# Chicken Tractor



## Mon Reve Farm (Jun 25, 2010)

This week we are going to start picking up supplies and finalize our design drawing of a chicken tractor made use an old truck cap. We got the cap off Craigslist for $25.

Our plan is to create a base that can be pulled by our garden tractor or truck. We will move it from pasture pen to pen as we rotate the horses/goats/sheep. The chickens will be the "clean up crew"! LOL

Has anyone tried this? I found some pictures of things online where folks used a truck cap to create a roof but not for a chicken tractor.


----------



## freedomstarfarm (Mar 25, 2011)

We have a chicken coop that is on a wheel system and can be moved around the yard. We free range our chickens so they really only go in it at night. Do you plan to use it for them to stay in during the day? If so be sure that it doesn't get too hot. Also if they are staying in during the day and you plan to have it over grass be sure to move it daily as we found out they kill the grass really quick if left in one spot.


----------



## Mon Reve Farm (Jun 25, 2010)

It's mostly for night time use and we plan to move it regularly since we have experience with an old (read "ugly") home made tractor we were given when we first got our chickens.

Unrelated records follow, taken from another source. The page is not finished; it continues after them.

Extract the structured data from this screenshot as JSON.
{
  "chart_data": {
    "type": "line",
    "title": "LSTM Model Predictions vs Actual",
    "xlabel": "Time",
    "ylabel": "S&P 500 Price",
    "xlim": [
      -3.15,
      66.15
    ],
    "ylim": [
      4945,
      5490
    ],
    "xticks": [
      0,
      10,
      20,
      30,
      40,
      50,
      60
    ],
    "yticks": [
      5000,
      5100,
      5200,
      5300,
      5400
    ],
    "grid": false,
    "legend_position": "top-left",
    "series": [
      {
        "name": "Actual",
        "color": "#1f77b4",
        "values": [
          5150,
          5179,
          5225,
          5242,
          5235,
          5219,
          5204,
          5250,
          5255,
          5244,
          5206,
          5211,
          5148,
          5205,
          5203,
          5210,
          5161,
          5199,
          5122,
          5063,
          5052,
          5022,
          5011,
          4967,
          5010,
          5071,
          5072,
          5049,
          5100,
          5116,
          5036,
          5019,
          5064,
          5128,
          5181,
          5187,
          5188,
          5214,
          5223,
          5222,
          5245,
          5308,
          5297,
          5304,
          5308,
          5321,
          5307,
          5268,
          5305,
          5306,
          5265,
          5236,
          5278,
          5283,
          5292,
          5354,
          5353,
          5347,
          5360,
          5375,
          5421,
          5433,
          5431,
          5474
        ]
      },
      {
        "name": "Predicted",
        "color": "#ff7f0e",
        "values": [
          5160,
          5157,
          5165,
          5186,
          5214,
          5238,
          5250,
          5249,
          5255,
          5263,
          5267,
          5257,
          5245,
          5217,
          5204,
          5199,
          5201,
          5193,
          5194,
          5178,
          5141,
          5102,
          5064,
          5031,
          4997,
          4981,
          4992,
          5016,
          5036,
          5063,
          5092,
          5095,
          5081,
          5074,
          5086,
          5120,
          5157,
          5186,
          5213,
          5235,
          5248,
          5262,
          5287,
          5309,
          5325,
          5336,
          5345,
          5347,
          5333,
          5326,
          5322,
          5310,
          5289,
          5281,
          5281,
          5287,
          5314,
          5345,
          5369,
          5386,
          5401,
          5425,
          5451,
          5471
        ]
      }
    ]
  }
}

The cap will be painted light tan with a multiple-surface paint so it won't be dark. All the windows are functional for venting and cross breezes. One side of the base will have welded wire with lattice panel for venting as well.

We already have a coop with run but decided to keep a second rooster this year and he and his harem have nee using my greenhouse. I really want my green house back. So we came up with this idea.


----------



## freedomstarfarm (Mar 25, 2011)

It sounds like a great idea! It will be nice to have the greenhouse back also. :wink:


----------



## Paige (Oct 14, 2010)

I have a chicken tractor! I raise all of my broiler chickens in it. I move them every day to fresh grass and that way they don't so fat that they can't walk. We made ours out of an old large trampoline. It is a half circle and we used the legs as the part that hold it together.


----------



## maple hill farm tina (Mar 14, 2010)

We used one for a very long time. Just be sure to move it VERY frequently (the scratching they do builds up into a garden bed VERY quickly, and that makes it hard to move after a week or so).


----------



## Mon Reve Farm (Jun 25, 2010)

Thanks guys - I have used a chicken tractor before so I am well versed in what is needed.

I'm more curious about folks using truck caps (or other odd items) to make them.


----------



## freckles (Jun 17, 2011)

I use a horse trailor for our chicken tractor. Just hook it up and move it around. Have to move the fencing also but it works out pretty good for a shelter for them.


----------